Le sujet du voile soulève régulièrement des tollés en France, pays viscéralement attaché à la laïcité, suscitant souvent l’incompréhension à l’étranger.
Il a été relancé lorsqu’un élu d’extrême droite a pris à partie une mère voilée accompagnant un groupe d’enfants venu assister à une séance du conseil régional de Bourgogne-Franche-Comté (centre-est) vendredi, provoquant les pleurs de son fils et l’indignation d’autres élus.
Deux Français sur trois (66%) sont favorables à l’interdiction de signes religieux ostensibles, comme le port du voile, aux parents d’élèves qui accompagnent les sorties scolaires, selon un sondage Ifop-Fiducial diffusé lundi.
La loi française interdisant d’arborer des « signes religieux ostentatoires » (voile, kippa…) à l’école, les autorités avaient demandé aux accompagnateurs de sorties scolaires de ne pas en porter. Mais une étude du Conseil d’Etat, la plus haute juridiction administrative française, avait ensuite relevé que les accompagnants n’étaient pas soumis à la neutralité religieuse imposée aux enseignants.
Le Sénat doit s’emparer du sujet la semaine prochaine, avec l’examen en commission d’une proposition de loi déposée par la droite.
Si le ministre de l’Education nationale Jean-Michel Blanquer a rappelé dimanche que « la loi n’interdit pas aux femmes voilées d’accompagner les enfants », il a ajouté: « le voile en soi n’est pas souhaitable dans notre société », en épinglant « ce que cela dit sur la condition féminine, ce que cela dit à nos valeurs ».
M. Blanquer a été rejoint lundi par le ministre de l’Economie Bruno Le Maire et celui des Comptes publics Gérald Darmanin, issus de la droite.
« Il faut savoir quelle culture nous voulons défendre. Moi je porte une culture dans laquelle la religion reste dans la sphère intime, privée et n’a pas sa place sur l’espace public », a dit M. Le Maire.
« Je préfèrerais que les femmes en République, en France, ne portent pas le foulard », a déclaré M. Darmanin, tout en estimant que « ce n’est pas ça le problème fondamental de la République ».
Mais le sujet ne fait pas l’unanimité au sein du gouvernement, le porte-parole Sibeth Ndiaye reconnaissant des « débats ».
– Absence de ligne claire –
« Ca a été toujours des moments positifs parce que vous faites se rencontrer des femmes comme moi et des femmes qui sont voilées, qui ne vivent pas forcément dans des univers identiques et vous pouvez avoir de l’échange », et ainsi favoriser leur « inclusion », a-t-elle témoigné, en relatant les sorties scolaires auxquelles elle a participé.
Issu de la gauche comme Mme Ndiaye, le secrétaire d’Etat au Numérique Cédric O a invoqué son enfance à Villeurbanne, près de Lyon (centre-est) durant laquelle des mères voilées accompagnaient parfois les sorties scolaires. « Jamais, cela n’a posé problème.
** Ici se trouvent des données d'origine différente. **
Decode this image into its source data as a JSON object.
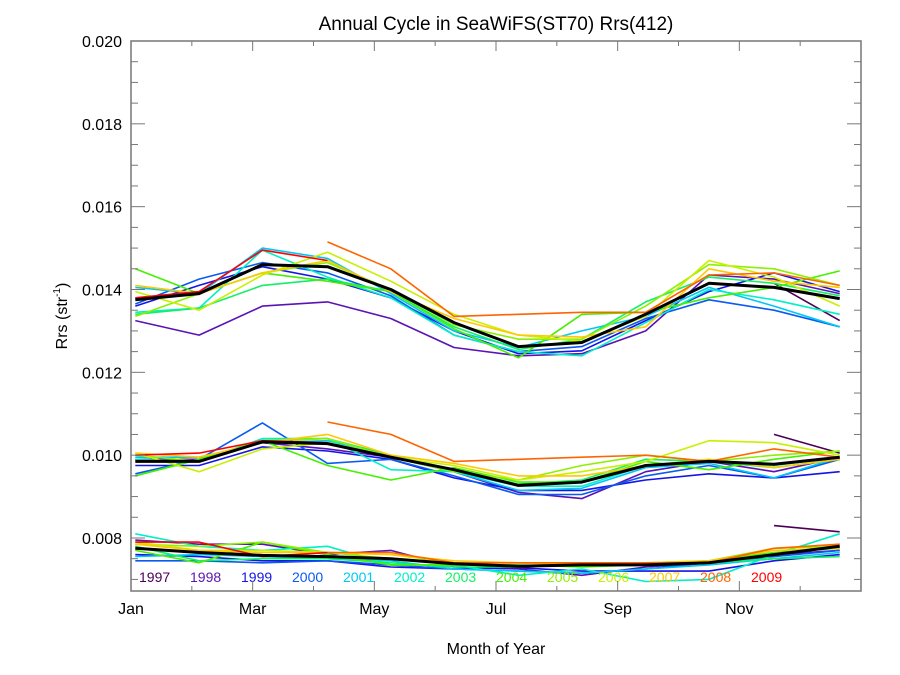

Jamais, je n’ai assisté à un quelconque prosélytisme », a-t-il insisté sur Twitter.
« C’est un débat que je ne comprends pas », souffle un autre membre du gouvernement issu de l’aile gauche. « Le voile n’est pas interdit dans l’espace public. Dans la rue ou au parc, tout enfant croise des femmes qui portent le foulard », observe-t-il encore.
Ces différences d’appréciation témoignent aussi de l’absence d’une ligne claire d’Emmanuel Macron. La France est en pleine réflexion sur la place et l’organisation de l’islam, alors que la population de confession ou de tradition musulmane a très fortement augmenté sur son territoire métropolitain depuis l’après-guerre.
C’est un sujet de crispation pour la société française, régulièrement alimenté par des cas comme le port du voile intégral, les créneaux réservés aux femmes dans certaines piscines ou la remise en cause de certains programmes scolaires.
La France s’est dotée en 1905 d’une loi instaurant la séparation de l’Eglise et de l’Etat, mettant sur pied une république laïque. Emmanuel Macron avait semblé vouloir réviser cette loi censée mieux encadrer le culte musulman.
Mais « rien ne bouge », observe un député, cadre de la majorité, selon qui « il n’y a ni le climat ni les personnalités pour avoir ce débat de façon sereine ».
Ce vide dégage de l’espace pour les oppositions. Le tout fraîchement élu président des Républicains (droite), Christian Jacob, a ainsi réclamé lundi l’interdiction du port du voile lors des sorties scolaires.